Für das EGD sind vor allem weitere Klassenräume von Bedeutung, da die fünften und sechsten Klassen des EGD Junior wegen Platzmangel am Schulzentrum Auf der Klappe noch in der ehemaligen Astrid-Lindgren-Schule in der Christian-Blank-Straße untergebracht sind. Nach Fertigstellung des Anbaus können sie an den Hauptsitz des EGD zurückkehren. Die Pestalozzischule hat bisher das Lehrerzimmer, Sekretariat und ein paar Räume in der St.-Ursula-Schule, ebenfalls in der Christian-Blank-Straße. Die GE-Abteilung (Geistige Entwicklung) der Pestalozzischule ist in der Tagesstätte St. Raphael am Euzenberg untergebracht. „Der Umbau bietet neue Möglichkeiten für Inklusion, Zusammenhalt und Vielfalt“, sagte Nadine Rodens, Leiterin der Tagesstätte. St.
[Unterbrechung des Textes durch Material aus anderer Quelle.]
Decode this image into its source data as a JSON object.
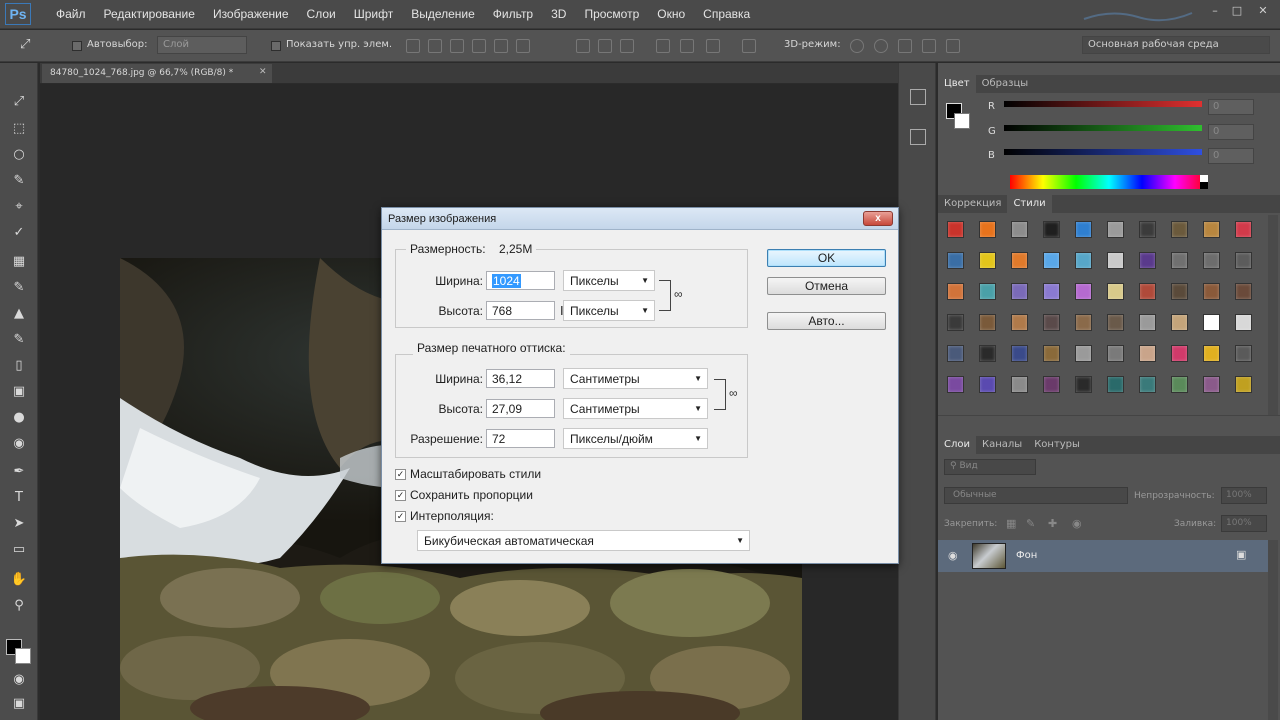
{
  "app": {
    "logo": "Ps"
  },
  "menu": [
    "Файл",
    "Редактирование",
    "Изображение",
    "Слои",
    "Шрифт",
    "Выделение",
    "Фильтр",
    "3D",
    "Просмотр",
    "Окно",
    "Справка"
  ],
  "options": {
    "autoselect_label": "Автовыбор:",
    "autoselect_value": "Слой",
    "show_controls_label": "Показать упр. элем.",
    "mode_3d_label": "3D-режим:",
    "workspace": "Основная рабочая среда"
  },
  "document_tab": "84780_1024_768.jpg @ 66,7% (RGB/8) *",
  "color_panel": {
    "tabs": [
      "Цвет",
      "Образцы"
    ],
    "channels": [
      {
        "label": "R",
        "value": "0",
        "color": "#e03030"
      },
      {
        "label": "G",
        "value": "0",
        "color": "#2fbf2f"
      },
      {
        "label": "B",
        "value": "0",
        "color": "#2f4fe0"
      }
    ]
  },
  "styles_panel": {
    "tabs": [
      "Коррекция",
      "Стили"
    ]
  },
  "layers_panel": {
    "tabs": [
      "Слои",
      "Каналы",
      "Контуры"
    ],
    "filter_kind": "Вид",
    "blend_mode": "Обычные",
    "opacity_label": "Непрозрачность:",
    "opacity_value": "100%",
    "lock_label": "Закрепить:",
    "fill_label": "Заливка:",
    "fill_value": "100%",
    "layer_name": "Фон"
  },
  "dialog": {
    "title": "Размер изображения",
    "close": "x",
    "pixel_dims_label": "Размерность:",
    "pixel_dims_value": "2,25M",
    "width_label": "Ширина:",
    "width_value": "1024",
    "width_unit": "Пикселы",
    "height_label": "Высота:",
    "height_value": "768",
    "height_unit": "Пикселы",
    "print_size_label": "Размер печатного оттиска:",
    "print_width_label": "Ширина:",
    "print_width_value": "36,12",
    "print_width_unit": "Сантиметры",
    "print_height_label": "Высота:",
    "print_height_value": "27,09",
    "print_height_unit": "Сантиметры",
    "resolution_label": "Разрешение:",
    "resolution_value": "72",
    "resolution_unit": "Пикселы/дюйм",
    "scale_styles": "Масштабировать стили",
    "constrain": "Сохранить пропорции",
    "resample": "Интерполяция:",
    "resample_method": "Бикубическая автоматическая",
    "ok": "OK",
    "cancel": "Отмена",
    "auto": "Авто..."
  }
}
Raphael wird als Mieterin in die neue Schulgemeinschaft mit einziehen.

Gratulation und Freude über die erweiterte Nachbarschaft gab es zudem von Stefan Hoppe, Schulleiter der ebenfalls am Schulzentrum ansässigen HSR. Zukünftig werden also Realschule, Gymnasium und Förderschule an einem Ort verknüpft sein.

Architekt Michael Großmann vom beauftragten Berliner Architekturbüro Weinmiller Großmann erläuterte die Besonderheit, mit dem Anbau drei Schulen miteinander zu vernetzen und – auch vor dem Hintergrund des Klimawandels – in den Klassenräumen optimale Lernbedingungen zu schaffen. So werden aufwendige Lüftungsanlagen installiert, mit Licht und Holz werde eine helle und freundliche Atmosphäre geschaffen, Wärmepumpen und Photovoltaik sorgen für Energiegewinnung.

Schließlich kamen die Zimmermänner der Firma Sauer zu Wort. Mit Richtspruch wurde Gott, dem Bauherrn und den Handwerkern gedankt und um Schutz für den Bau und die Menschen darin gebeten. Für den musikalischen Rahmen sorgte die Bläserklasse des achten Jahrgangs des EGD. Ein Catering hatte die Schülervertretung vorbereitet und die zahlreichen Gäste auch bewirtet.